Are we supposed to believe that everything that happens on a daily basis, day by day, is God's will and we should say yes to everything?
by Fr. Anthony Bannon, LC | Source:
Q. Dear Fr. Anthony,

As I read the e-mail I just received, I am again reminded of doing God's will. I am always asking myself, “Is this God's will?” I have read many articles that seem to imply that everything that happens in your life, down to the smallest detail, is God's will. Are we supposed to believe that everything that happens on a daily basis, day by day, is God's will and we should say yes to everything? That doesn’t make sense to me. I can think of many things I should say no to. Since we can’t see past even the next minute, how do we know that the decision that is facing us, however small, we should say yes to and know that it is right? What if we said no instead of yes and found out we were wrong. It doesn’t make sense to me that in following God's plan, you would regret doing anything. Regret only means you did something you shouldn’t. We know that God is perfect and so is His timing, so there can be no regret in following His plan. Are we to assume that no matter what we do, in trying to follow His will, that everything will be according to His plan?

-Kevin

A. Dear Kevin,

Let's see if I can shed a little light on your question.

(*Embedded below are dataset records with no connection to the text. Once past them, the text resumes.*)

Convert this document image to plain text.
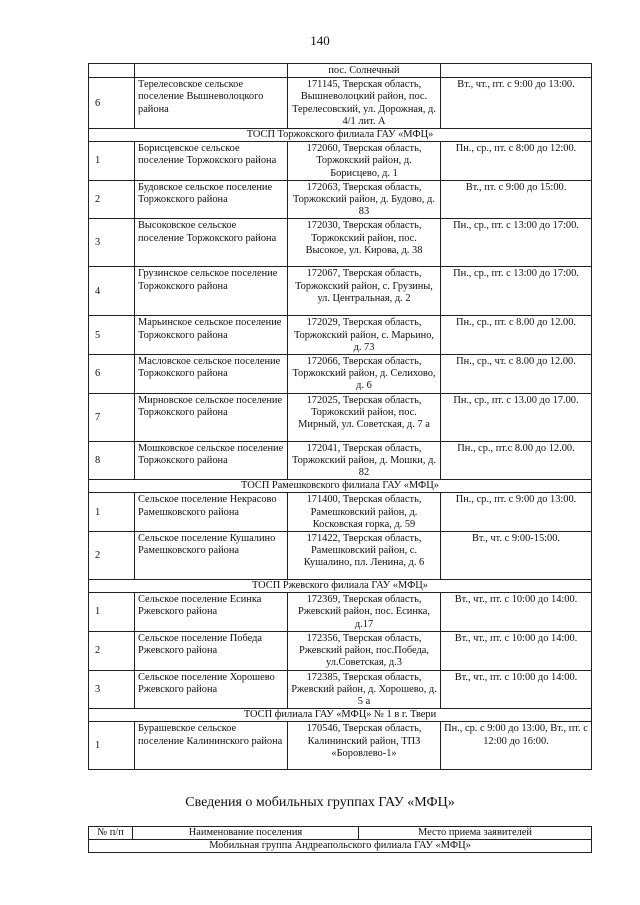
140
		пос. Солнечный	
6	Терелесовское сельское поселение Вышневолоцкого района	171145, Тверская область, Вышневолоцкий район, пос. Терелесовский, ул. Дорожная, д. 4/1 лит. А	Вт., чт., пт. с 9:00 до 13:00.
ТОСП Торжокского филиала ГАУ «МФЦ»			
1	Борисцевское сельское поселение Торжокского района	172060, Тверская область, Торжокский район, д. Борисцево, д. 1	Пн., ср., пт. с 8:00 до 12:00.
2	Будовское сельское поселение Торжокского района	172063, Тверская область, Торжокский район, д. Будово, д. 83	Вт., пт. с 9:00 до 15:00.
3	Высоковское сельское поселение Торжокского района	172030, Тверская область, Торжокский район, пос. Высокое, ул. Кирова, д. 38	Пн., ср., пт. с 13:00 до 17:00.
4	Грузинское сельское поселение Торжокского района	172067, Тверская область, Торжокский район, с. Грузины, ул. Центральная, д. 2	Пн., ср., пт. с 13:00 до 17:00.
5	Марьинское сельское поселение Торжокского района	172029, Тверская область, Торжокский район, с. Марьино, д. 73	Пн., ср., пт. с 8.00 до 12.00.
6	Масловское сельское поселение Торжокского района	172066, Тверская область, Торжокский район, д. Селихово, д. 6	Пн., ср., чт. с 8.00 до 12.00.
7	Мирновское сельское поселение Торжокского района	172025, Тверская область, Торжокский район, пос. Мирный, ул. Советская, д. 7 а	Пн., ср., пт. с 13.00 до 17.00.
8	Мошковское сельское поселение Торжокского района	172041, Тверская область, Торжокский район, д. Мошки, д. 82	Пн., ср., пт.с 8.00 до 12.00.
ТОСП Рамешковского филиала ГАУ «МФЦ»			
1	Сельское поселение Некрасово Рамешковского района	171400, Тверская область, Рамешковский район, д. Косковская горка, д. 59	Пн., ср., пт. с 9:00 до 13:00.
2	Сельское поселение Кушалино Рамешковского района	171422, Тверская область, Рамешковский район, с. Кушалино, пл. Ленина, д. 6	Вт., чт. с 9:00-15:00.
ТОСП Ржевского филиала ГАУ «МФЦ»			
1	Сельское поселение Есинка Ржевского района	172369, Тверская область, Ржевский район, пос. Есинка, д.17	Вт., чт., пт. с 10:00 до 14:00.
2	Сельское поселение Победа Ржевского района	172356, Тверская область, Ржевский район, пос.Победа, ул.Советская, д.3	Вт., чт., пт. с 10:00 до 14:00.
3	Сельское поселение Хорошево Ржевского района	172385, Тверская область, Ржевский район, д. Хорошево, д. 5 а	Вт., чт., пт. с 10:00 до 14:00.
ТОСП филиала ГАУ «МФЦ» № 1 в г. Твери			
1	Бурашевское сельское поселение Калининского района	170546, Тверская область, Калининский район, ТПЗ «Боровлево-1»	Пн., ср. с 9:00 до 13:00, Вт., пт. с 12:00 до 16:00.
Сведения о мобильных группах ГАУ «МФЦ»
№ п/п	Наименование поселения	Место приема заявителей
Мобильная группа Андреапольского филиала ГАУ «МФЦ»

It is not enough to say everything that happens is God's will, and all we have to do is accept it passively. That is more like fatalism. When we ask about God's will in our lives, we are talking not just about what happens to us but also about doing what he wants us to do. God made us free.

So, when we ask about God's will in our lives there are several levels to distinguish between:

• The things that God has done (the family he gave you, your Baptism, etc...) are all God's will and cannot be changed.

• Then we have his commandments, the things he tells us to do or not to do. It is up to us to do them, and if we don't the results are not his direct will but his toleration of our freedom. His will in that case is that we repent, learn a lesson, pick ourselves up and go on, making sure to try not to fail again.

• There are also the things that happen to us that are a result of other people using their liberty in a wrong way, for example if you are robbed. God allows these to happen because otherwise he would have to suppress the other person’s liberty, but they are not things that he does, nor is it his will that they happen, quite the opposite; he gave us his commandments because he didn’t want them to happen.

• There are also those things that we can figure out God's will by looking at the circumstances: if you are a student, it is his will that you study and develop your mind, for example.

• Then there are the things that seem more optional: the choice between two vocations for example (marriage or priesthood). He gives us hints and makes some invitations to us, and what we have to do is figure out what those mean, what he is saying to us, and then have the generosity to do it.

I hope this clears thing up a little. If not, please drop me another note. I will keep you in my prayers.